The Graduate Center’s Ph.D. in Urban Education “was the only program that had what I was looking for,” she said. “It had a real focus on research, and it had a real focus on urban education.”

Jane Quinn at the commencement
Jane Quinn at Commencement on June 2. 

And she liked that the program had faculty, like Professor David Bloomfield (GC/Brooklyn, Urban Education), who specialized in policy. She had seen his quotes in The New York Times and wanted to meet him. “He has lots of opinions; he has a deep knowledge,” she said.

In her application, she wrote that she intended to study the federal policy that governs the funding of most after-school programs that serve low-income students with an eye toward improving the legislation so that it addresses the growing inequity between the nation’s most and least advantaged students. And that is what she did.

“I said to myself and to several people around me, ‘I'm too old to do a bullshit dissertation,’” she said. “I was like, I want to do something that has a chance of making a difference in producing positive social change. And I knew a lot about after-school programs.”

In her dissertation, “Transforming Afterschool Programs into “Engines of Development”: A Policy Analysis of the Federal 21st Century Community Learning Centers,” she analyzed the act that provides over $1 billion annually for after-school and summer programming and proposed ways to make it more effective for students.

“Jane’s was an exceptional dissertation in that it has an immediate practical impact,” said Bloomfield, who served on Quinn’s dissertation committee, along with her adviser, Professor Deborah Shanley (GC/Lehman, Urban Education), and Presidential Professor Juan Battle (Nursing, Sociology, Urban Education, Liberal Studies, Social Welfare). “Not only did it achieve high-level analysis, but by including policymaker interviews in her research, she has ready access to them for the completed work.”

Since completing the dissertation last year, Quinn has been busy getting the word out about it. She spoke about her research at the Graduate Center’s Dissertation Showcase this month, and, earlier this year, she presented her findings to policymaking members of the U.S. Department of Education.

She advises experienced professionals and older adults who are considering a Ph.D. to do their homework before jumping in. “You’ve got to make sure you're getting into the program that is going to be right for what you want to learn,” she said. “I'm really glad I did all that.” Before applying, she reached out to faculty as well as students and graduates whom she knew.

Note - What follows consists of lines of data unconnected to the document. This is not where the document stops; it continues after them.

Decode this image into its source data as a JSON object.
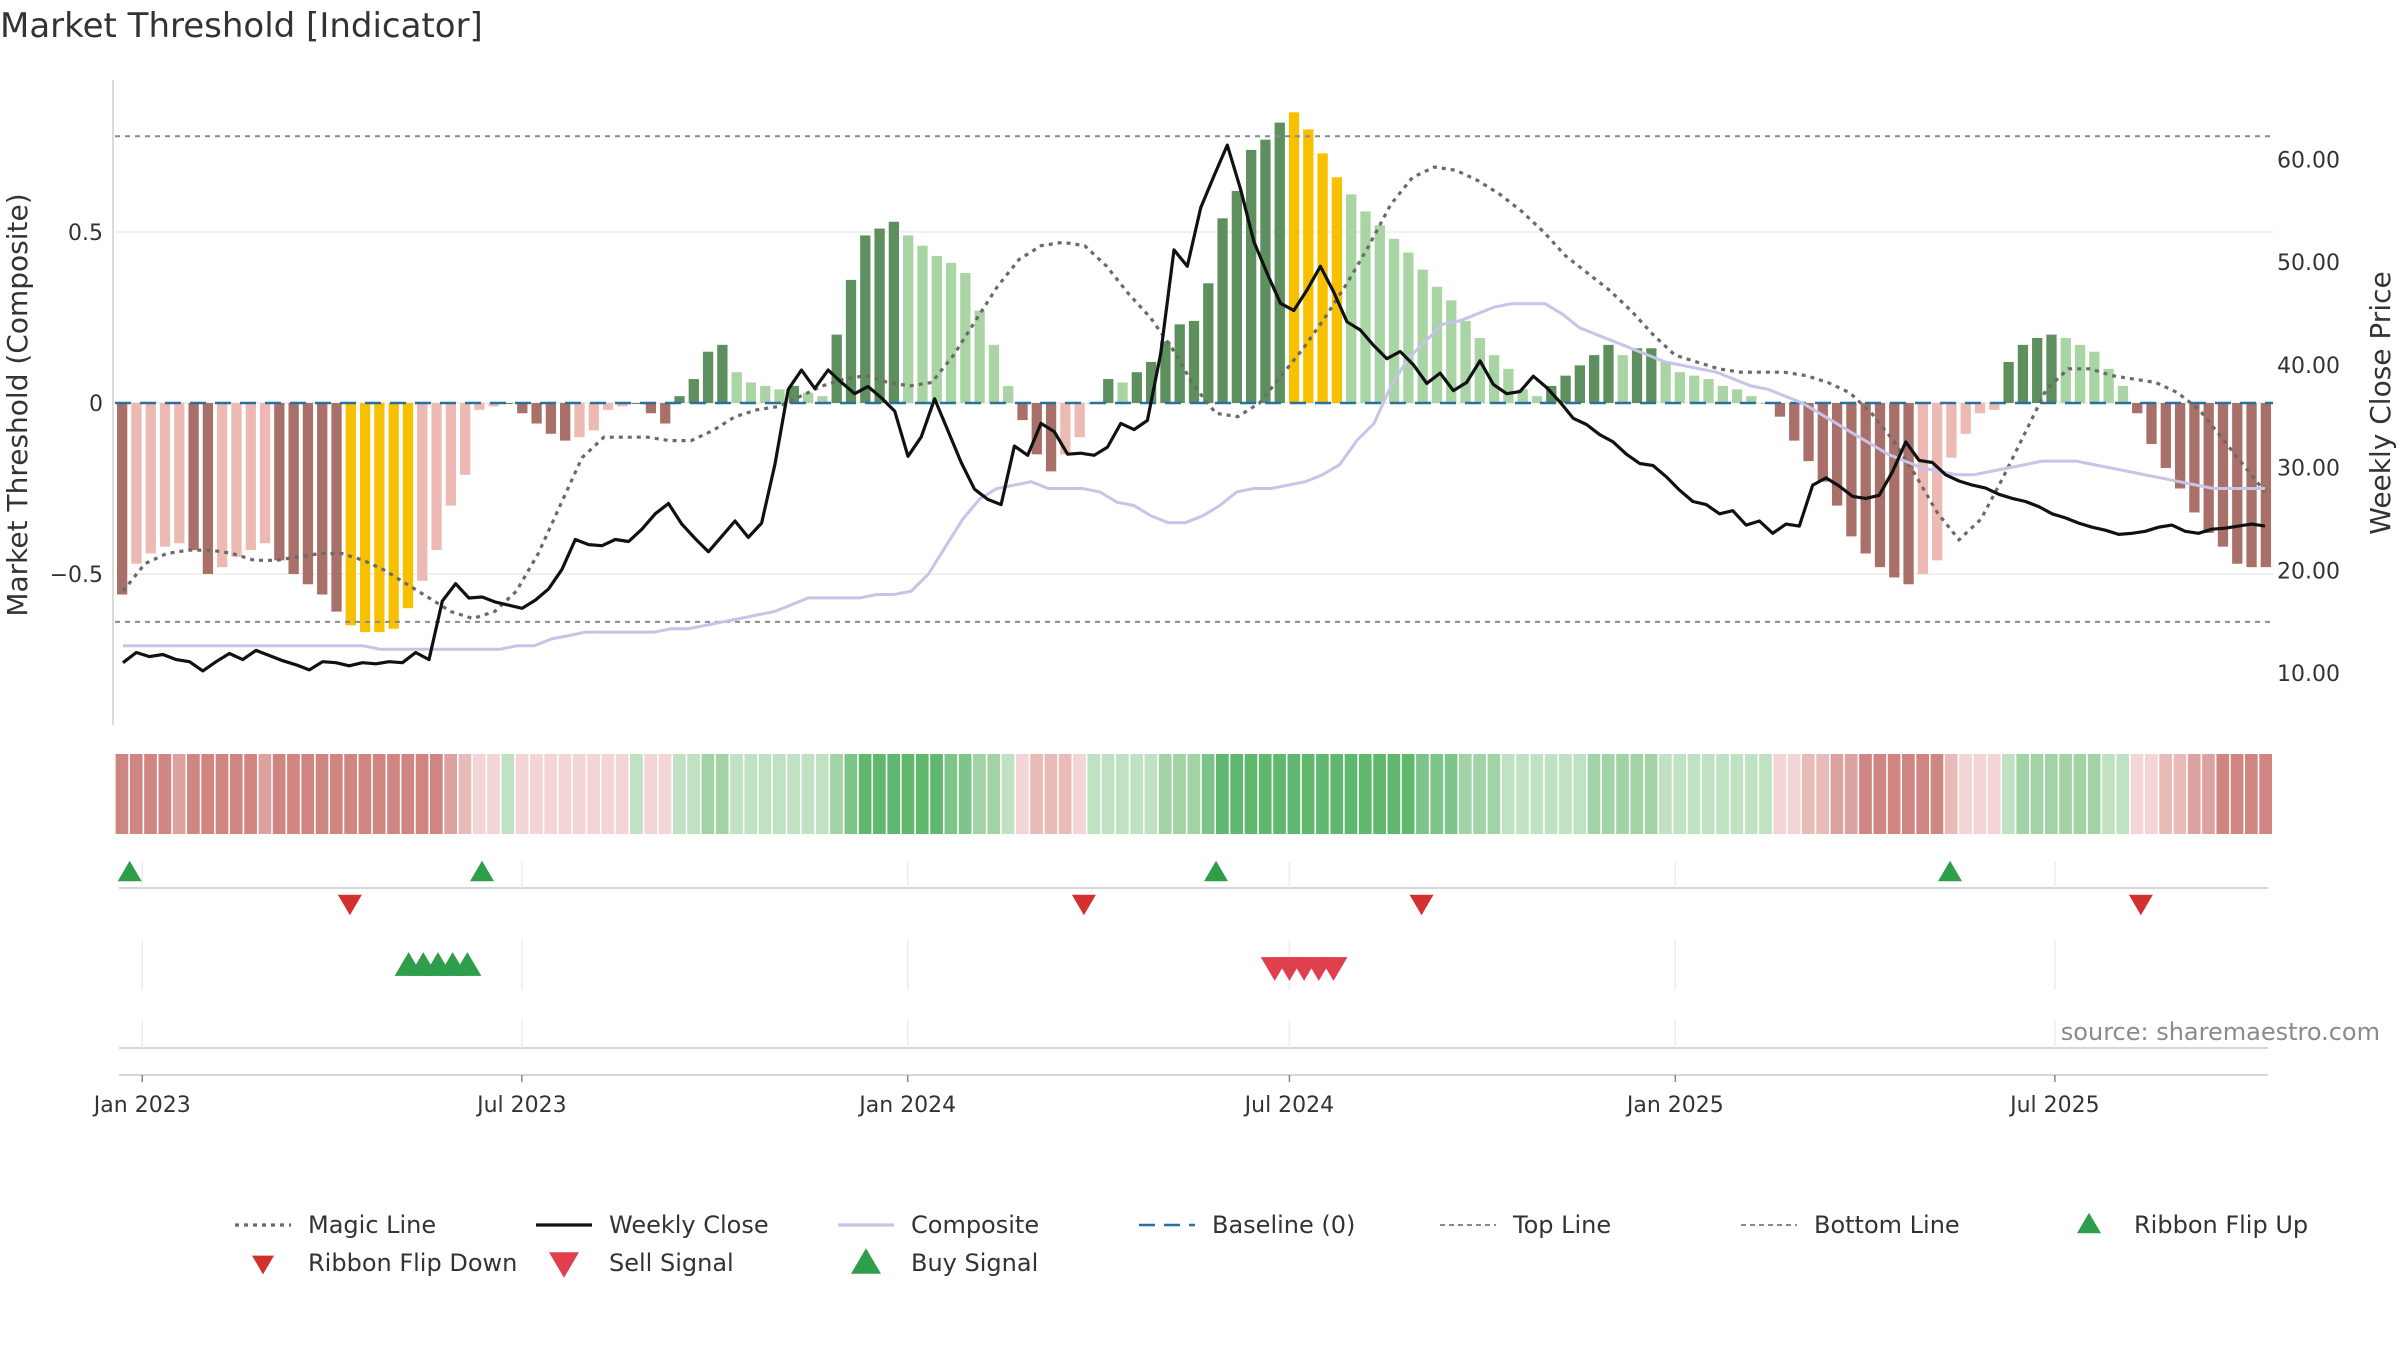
{
  "title": "Market Threshold [Indicator]",
  "source": "source: sharemaestro.com",
  "chart_data": {
    "type": "line",
    "title": "Market Threshold [Indicator]",
    "ylabel_left": "Market Threshold (Composite)",
    "ylabel_right": "Weekly Close Price",
    "ylim_left": [
      -0.95,
      0.95
    ],
    "ylim_right": [
      0,
      70
    ],
    "left_ticks": [
      {
        "value": 0.5,
        "label": "0.5"
      },
      {
        "value": 0,
        "label": "0"
      },
      {
        "value": -0.5,
        "label": "−0.5"
      }
    ],
    "right_ticks": [
      {
        "value": 60,
        "label": "60.00"
      },
      {
        "value": 50,
        "label": "50.00"
      },
      {
        "value": 40,
        "label": "40.00"
      },
      {
        "value": 30,
        "label": "30.00"
      },
      {
        "value": 20,
        "label": "20.00"
      },
      {
        "value": 10,
        "label": "10.00"
      }
    ],
    "x_ticks": [
      {
        "date": "2023-01-01",
        "label": "Jan 2023"
      },
      {
        "date": "2023-07-01",
        "label": "Jul 2023"
      },
      {
        "date": "2024-01-01",
        "label": "Jan 2024"
      },
      {
        "date": "2024-07-01",
        "label": "Jul 2024"
      },
      {
        "date": "2025-01-01",
        "label": "Jan 2025"
      },
      {
        "date": "2025-07-01",
        "label": "Jul 2025"
      }
    ],
    "date_start": "2022-12-19",
    "date_end": "2025-10-13",
    "top_line": 0.78,
    "bottom_line": -0.64,
    "baseline": 0,
    "colors": {
      "dark_green": "#5e8f5e",
      "light_green": "#a9d4a4",
      "dark_red": "#a87068",
      "light_red": "#ecbab2",
      "extreme": "#f7c000",
      "weekly_close": "#111111",
      "composite": "#c8c3e8",
      "magic_line": "#6a6a6a",
      "baseline": "#2b6f9e",
      "threshold_lines": "#8a8a8a",
      "ribbon_flip_up": "#2e9e4a",
      "ribbon_flip_down": "#d33030",
      "sell_signal": "#e0404e",
      "buy_signal": "#2e9e4a"
    },
    "composite_bars": [
      -0.56,
      -0.47,
      -0.44,
      -0.42,
      -0.41,
      -0.43,
      -0.5,
      -0.48,
      -0.45,
      -0.43,
      -0.41,
      -0.46,
      -0.5,
      -0.53,
      -0.56,
      -0.61,
      -0.65,
      -0.67,
      -0.67,
      -0.66,
      -0.6,
      -0.52,
      -0.43,
      -0.3,
      -0.21,
      -0.02,
      -0.01,
      0.0,
      -0.03,
      -0.06,
      -0.09,
      -0.11,
      -0.1,
      -0.08,
      -0.02,
      -0.01,
      0.0,
      -0.03,
      -0.06,
      0.02,
      0.07,
      0.15,
      0.17,
      0.09,
      0.06,
      0.05,
      0.04,
      0.05,
      0.03,
      0.02,
      0.2,
      0.36,
      0.49,
      0.51,
      0.53,
      0.49,
      0.46,
      0.43,
      0.41,
      0.38,
      0.27,
      0.17,
      0.05,
      -0.05,
      -0.15,
      -0.2,
      -0.15,
      -0.1,
      0.0,
      0.07,
      0.06,
      0.09,
      0.12,
      0.18,
      0.23,
      0.24,
      0.35,
      0.54,
      0.62,
      0.74,
      0.77,
      0.82,
      0.85,
      0.8,
      0.73,
      0.66,
      0.61,
      0.56,
      0.52,
      0.48,
      0.44,
      0.39,
      0.34,
      0.3,
      0.24,
      0.19,
      0.14,
      0.1,
      0.04,
      0.02,
      0.05,
      0.08,
      0.11,
      0.14,
      0.17,
      0.14,
      0.16,
      0.16,
      0.12,
      0.09,
      0.08,
      0.07,
      0.05,
      0.04,
      0.02,
      0.0,
      -0.04,
      -0.11,
      -0.17,
      -0.23,
      -0.3,
      -0.39,
      -0.44,
      -0.48,
      -0.51,
      -0.53,
      -0.5,
      -0.46,
      -0.16,
      -0.09,
      -0.03,
      -0.02,
      0.12,
      0.17,
      0.19,
      0.2,
      0.19,
      0.17,
      0.15,
      0.1,
      0.05,
      -0.03,
      -0.12,
      -0.19,
      -0.25,
      -0.32,
      -0.38,
      -0.42,
      -0.47,
      -0.48,
      -0.48
    ],
    "extreme_bar_indices": [
      16,
      17,
      18,
      19,
      20,
      82,
      83,
      84,
      85
    ],
    "weekly_close": [
      11.0,
      12.0,
      11.6,
      11.8,
      11.3,
      11.1,
      10.2,
      11.1,
      11.9,
      11.3,
      12.2,
      11.7,
      11.2,
      10.8,
      10.3,
      11.1,
      11.0,
      10.7,
      11.0,
      10.9,
      11.1,
      11.0,
      12.0,
      11.3,
      17.0,
      18.7,
      17.3,
      17.4,
      16.9,
      16.6,
      16.3,
      17.1,
      18.2,
      20.1,
      23.0,
      22.5,
      22.4,
      23.0,
      22.8,
      24.0,
      25.5,
      26.5,
      24.5,
      23.1,
      21.8,
      23.3,
      24.8,
      23.2,
      24.6,
      30.3,
      37.6,
      39.5,
      37.7,
      39.5,
      38.3,
      37.2,
      37.9,
      36.8,
      35.5,
      31.1,
      33.0,
      36.7,
      33.6,
      30.5,
      27.9,
      26.9,
      26.4,
      32.1,
      31.2,
      34.3,
      33.5,
      31.3,
      31.4,
      31.2,
      32.0,
      34.3,
      33.7,
      34.6,
      41.1,
      51.2,
      49.6,
      55.3,
      58.4,
      61.4,
      57.1,
      52.0,
      48.9,
      46.0,
      45.3,
      47.3,
      49.6,
      47.1,
      44.2,
      43.4,
      41.9,
      40.6,
      41.3,
      40.0,
      38.2,
      39.2,
      37.5,
      38.3,
      40.4,
      38.1,
      37.2,
      37.4,
      38.9,
      37.8,
      36.4,
      34.8,
      34.2,
      33.2,
      32.5,
      31.3,
      30.4,
      30.2,
      29.1,
      27.8,
      26.7,
      26.4,
      25.5,
      25.8,
      24.4,
      24.8,
      23.6,
      24.5,
      24.3,
      28.3,
      29.0,
      28.2,
      27.2,
      27.0,
      27.3,
      29.6,
      32.5,
      30.7,
      30.5,
      29.3,
      28.7,
      28.3,
      28.0,
      27.4,
      27.0,
      26.7,
      26.2,
      25.5,
      25.1,
      24.6,
      24.2,
      23.9,
      23.5,
      23.6,
      23.8,
      24.2,
      24.4,
      23.8,
      23.6,
      24.0,
      24.1,
      24.3,
      24.5,
      24.3
    ],
    "composite_line": [
      -0.71,
      -0.71,
      -0.71,
      -0.71,
      -0.71,
      -0.71,
      -0.71,
      -0.71,
      -0.71,
      -0.71,
      -0.71,
      -0.71,
      -0.71,
      -0.71,
      -0.71,
      -0.72,
      -0.72,
      -0.72,
      -0.72,
      -0.72,
      -0.72,
      -0.72,
      -0.72,
      -0.71,
      -0.71,
      -0.69,
      -0.68,
      -0.67,
      -0.67,
      -0.67,
      -0.67,
      -0.67,
      -0.66,
      -0.66,
      -0.65,
      -0.64,
      -0.63,
      -0.62,
      -0.61,
      -0.59,
      -0.57,
      -0.57,
      -0.57,
      -0.57,
      -0.56,
      -0.56,
      -0.55,
      -0.5,
      -0.42,
      -0.34,
      -0.28,
      -0.25,
      -0.24,
      -0.23,
      -0.25,
      -0.25,
      -0.25,
      -0.26,
      -0.29,
      -0.3,
      -0.33,
      -0.35,
      -0.35,
      -0.33,
      -0.3,
      -0.26,
      -0.25,
      -0.25,
      -0.24,
      -0.23,
      -0.21,
      -0.18,
      -0.11,
      -0.06,
      0.05,
      0.13,
      0.18,
      0.23,
      0.24,
      0.26,
      0.28,
      0.29,
      0.29,
      0.29,
      0.26,
      0.22,
      0.2,
      0.18,
      0.16,
      0.14,
      0.12,
      0.11,
      0.1,
      0.09,
      0.07,
      0.05,
      0.04,
      0.02,
      0.0,
      -0.03,
      -0.06,
      -0.09,
      -0.12,
      -0.15,
      -0.17,
      -0.19,
      -0.2,
      -0.21,
      -0.21,
      -0.2,
      -0.19,
      -0.18,
      -0.17,
      -0.17,
      -0.17,
      -0.18,
      -0.19,
      -0.2,
      -0.21,
      -0.22,
      -0.23,
      -0.24,
      -0.25,
      -0.25,
      -0.25,
      -0.25
    ],
    "magic_line": [
      -0.55,
      -0.47,
      -0.44,
      -0.43,
      -0.43,
      -0.44,
      -0.46,
      -0.46,
      -0.45,
      -0.44,
      -0.44,
      -0.46,
      -0.49,
      -0.53,
      -0.57,
      -0.61,
      -0.63,
      -0.61,
      -0.55,
      -0.44,
      -0.3,
      -0.16,
      -0.1,
      -0.1,
      -0.1,
      -0.11,
      -0.11,
      -0.08,
      -0.04,
      -0.02,
      -0.01,
      0.02,
      0.05,
      0.07,
      0.08,
      0.06,
      0.05,
      0.06,
      0.14,
      0.24,
      0.34,
      0.42,
      0.46,
      0.47,
      0.46,
      0.4,
      0.32,
      0.25,
      0.16,
      0.05,
      -0.03,
      -0.04,
      0.0,
      0.08,
      0.16,
      0.25,
      0.35,
      0.46,
      0.58,
      0.66,
      0.69,
      0.68,
      0.65,
      0.61,
      0.56,
      0.5,
      0.43,
      0.38,
      0.33,
      0.27,
      0.2,
      0.14,
      0.12,
      0.1,
      0.09,
      0.09,
      0.09,
      0.08,
      0.06,
      0.03,
      -0.03,
      -0.11,
      -0.21,
      -0.32,
      -0.4,
      -0.34,
      -0.22,
      -0.09,
      0.04,
      0.1,
      0.1,
      0.08,
      0.07,
      0.06,
      0.03,
      -0.02,
      -0.1,
      -0.18,
      -0.26
    ]
  },
  "ribbon": {
    "colors": [
      "#dde8dd",
      "#41ab5d",
      "#5fb86e",
      "#7cc48a",
      "#a2d3a6",
      "#c1e2c2",
      "#f2d5d4",
      "#e8bbb9",
      "#dca2a0",
      "#cf8581"
    ]
  },
  "signals": {
    "ribbon_flip_up": [
      "2022-12-26",
      "2023-06-12",
      "2024-05-27",
      "2025-05-12"
    ],
    "ribbon_flip_down": [
      "2023-04-10",
      "2024-03-25",
      "2024-09-02",
      "2025-08-11"
    ],
    "sell_signal": [
      "2024-06-24",
      "2024-07-01",
      "2024-07-08",
      "2024-07-15",
      "2024-07-22"
    ],
    "buy_signal": [
      "2023-05-08",
      "2023-05-15",
      "2023-05-22",
      "2023-05-29",
      "2023-06-05"
    ]
  },
  "legend": [
    {
      "key": "magic_line",
      "label": "Magic Line",
      "symbol": "dotted",
      "color": "#6a6a6a"
    },
    {
      "key": "weekly_close",
      "label": "Weekly Close",
      "symbol": "solid",
      "color": "#111111"
    },
    {
      "key": "composite",
      "label": "Composite",
      "symbol": "solid",
      "color": "#c8c3e8"
    },
    {
      "key": "baseline",
      "label": "Baseline (0)",
      "symbol": "dashed",
      "color": "#2b6f9e"
    },
    {
      "key": "top_line",
      "label": "Top Line",
      "symbol": "thin-dashed",
      "color": "#8a8a8a"
    },
    {
      "key": "bottom_line",
      "label": "Bottom Line",
      "symbol": "thin-dashed",
      "color": "#8a8a8a"
    },
    {
      "key": "ribbon_flip_up",
      "label": "Ribbon Flip Up",
      "symbol": "triangle-up",
      "color": "#2e9e4a"
    },
    {
      "key": "ribbon_flip_down",
      "label": "Ribbon Flip Down",
      "symbol": "triangle-down",
      "color": "#d33030"
    },
    {
      "key": "sell_signal",
      "label": "Sell Signal",
      "symbol": "triangle-down-big",
      "color": "#e0404e"
    },
    {
      "key": "buy_signal",
      "label": "Buy Signal",
      "symbol": "triangle-up-big",
      "color": "#2e9e4a"
    }
  ]
}
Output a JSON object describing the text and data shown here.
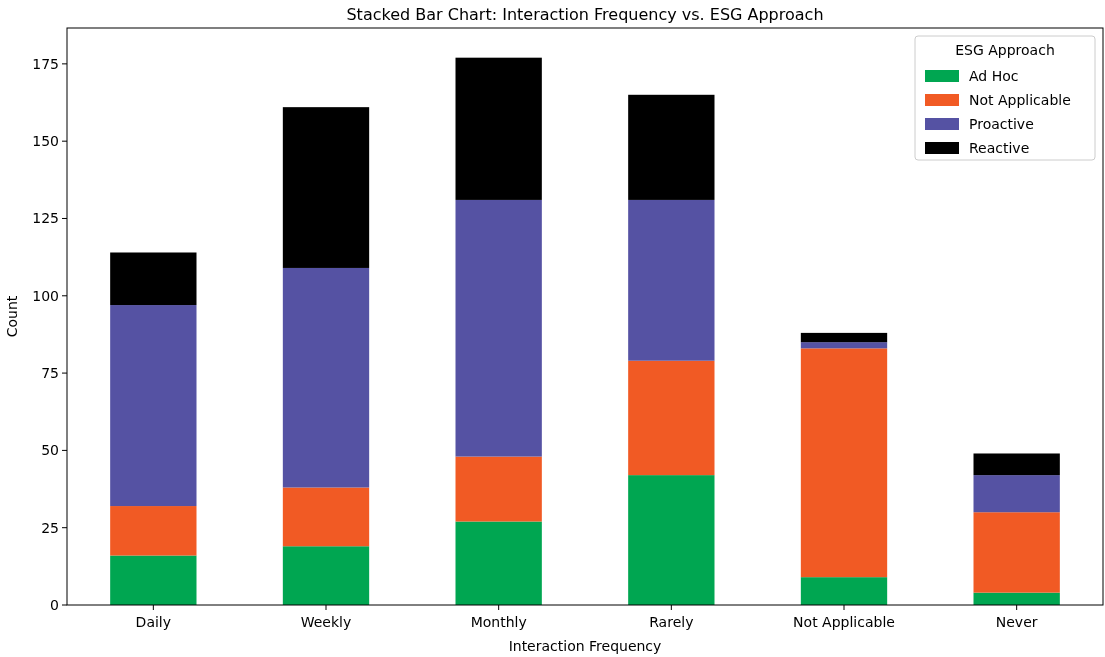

She also asked people if she could read their dissertations. “I think most people going into a Ph.D. program are really scared about the dissertation,” she said. Reading the papers in advance, she said, “helped me to understand and to demythologize what was involved.”

Quinn acknowledged that it helped that she is an avid reader and had substantial writing experience before starting the Ph.D. While in the program, she also co-wrote a book, The Community Schools Revolution, which will be out on June 1. The book, which was supported by donations, is intended for policymakers and practitioners and will be available for free.

Quinn’s penchant for social justice stretches back to her own childhood. She was 12 years old in 1956 when the Supreme Court issued its Brown vs. Board of Education decision. That same year, she moved with her family from Ridgewood, New Jersey, to Norfolk, Virginia. “The racial animosity in Norfolk resulted in the closure of the entire public school system,” she said. “I watched my mother become politically active and, I think, radicalized.” Her mother started the first racially integrated Girl Scout troop in the area and began working on fair housing issues, Quinn said. “I gained a firsthand understanding of some of the underlying unfairness and outright discrimination that permeates American society,” she said.

With her Ph.D., Quinn has gained the credibility and sense of purpose she sought. “I'm not retired,” she said. “I'm rewiring. I'm doing something else with what I care about.”